依然在迷宫泛滥下涌出的大量魔物被切成碎块,血与肉、惨剧与悲剧都被斩碎分解。美丽的死神在死亡之中翩翩起舞,每一步都伴随著无数跃动的银线,剑舞的斩击轨迹贯穿魔物。每当她状似疯狂地跳起喜悦之舞,便会有数量庞大的魔物消失无踪。

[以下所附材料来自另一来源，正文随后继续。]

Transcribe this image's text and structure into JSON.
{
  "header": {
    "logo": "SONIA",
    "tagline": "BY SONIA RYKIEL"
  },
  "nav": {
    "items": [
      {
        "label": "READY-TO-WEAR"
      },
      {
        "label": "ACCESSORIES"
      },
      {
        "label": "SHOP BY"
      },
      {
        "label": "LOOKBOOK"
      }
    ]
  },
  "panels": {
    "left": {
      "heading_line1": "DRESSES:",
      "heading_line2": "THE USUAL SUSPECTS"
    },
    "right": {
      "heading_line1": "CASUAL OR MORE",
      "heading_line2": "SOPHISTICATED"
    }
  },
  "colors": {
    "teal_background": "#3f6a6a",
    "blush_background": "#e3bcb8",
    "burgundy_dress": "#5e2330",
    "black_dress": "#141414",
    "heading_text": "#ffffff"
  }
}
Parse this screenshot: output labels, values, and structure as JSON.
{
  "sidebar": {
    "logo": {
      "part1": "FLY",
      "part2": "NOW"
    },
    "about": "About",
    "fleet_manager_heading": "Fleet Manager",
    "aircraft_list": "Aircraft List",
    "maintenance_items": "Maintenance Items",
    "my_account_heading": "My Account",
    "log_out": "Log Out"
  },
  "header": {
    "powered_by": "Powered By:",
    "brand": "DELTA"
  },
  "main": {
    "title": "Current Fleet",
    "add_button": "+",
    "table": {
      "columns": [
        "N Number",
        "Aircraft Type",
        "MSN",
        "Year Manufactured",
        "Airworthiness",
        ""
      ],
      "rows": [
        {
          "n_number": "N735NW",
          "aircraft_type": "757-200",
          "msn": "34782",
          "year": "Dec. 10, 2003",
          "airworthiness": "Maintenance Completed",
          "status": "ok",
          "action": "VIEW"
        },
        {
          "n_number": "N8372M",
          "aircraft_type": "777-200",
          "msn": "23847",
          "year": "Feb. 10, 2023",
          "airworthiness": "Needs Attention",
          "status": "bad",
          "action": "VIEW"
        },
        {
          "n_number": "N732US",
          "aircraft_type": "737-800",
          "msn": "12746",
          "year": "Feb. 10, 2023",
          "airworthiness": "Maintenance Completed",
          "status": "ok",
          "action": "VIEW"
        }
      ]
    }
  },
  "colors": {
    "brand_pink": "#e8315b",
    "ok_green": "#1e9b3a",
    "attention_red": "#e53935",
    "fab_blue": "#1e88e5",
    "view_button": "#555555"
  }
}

她旋转著划出螺旋轨迹切碎魔物,魔物们连碰都碰不到她便化作碎片,四散飞舞。
真美。那是既壮丽又华丽,甚至令人感到残酷的地狱──死之舞蹈。她从全身挥出无数的锁链起舞,手持两把半月刀斩杀敌人。迷宫的泛滥(Stampede)已经成了处刑魔物的美丽演武,魔物的泛滥变成集体自杀。好强,那是谁?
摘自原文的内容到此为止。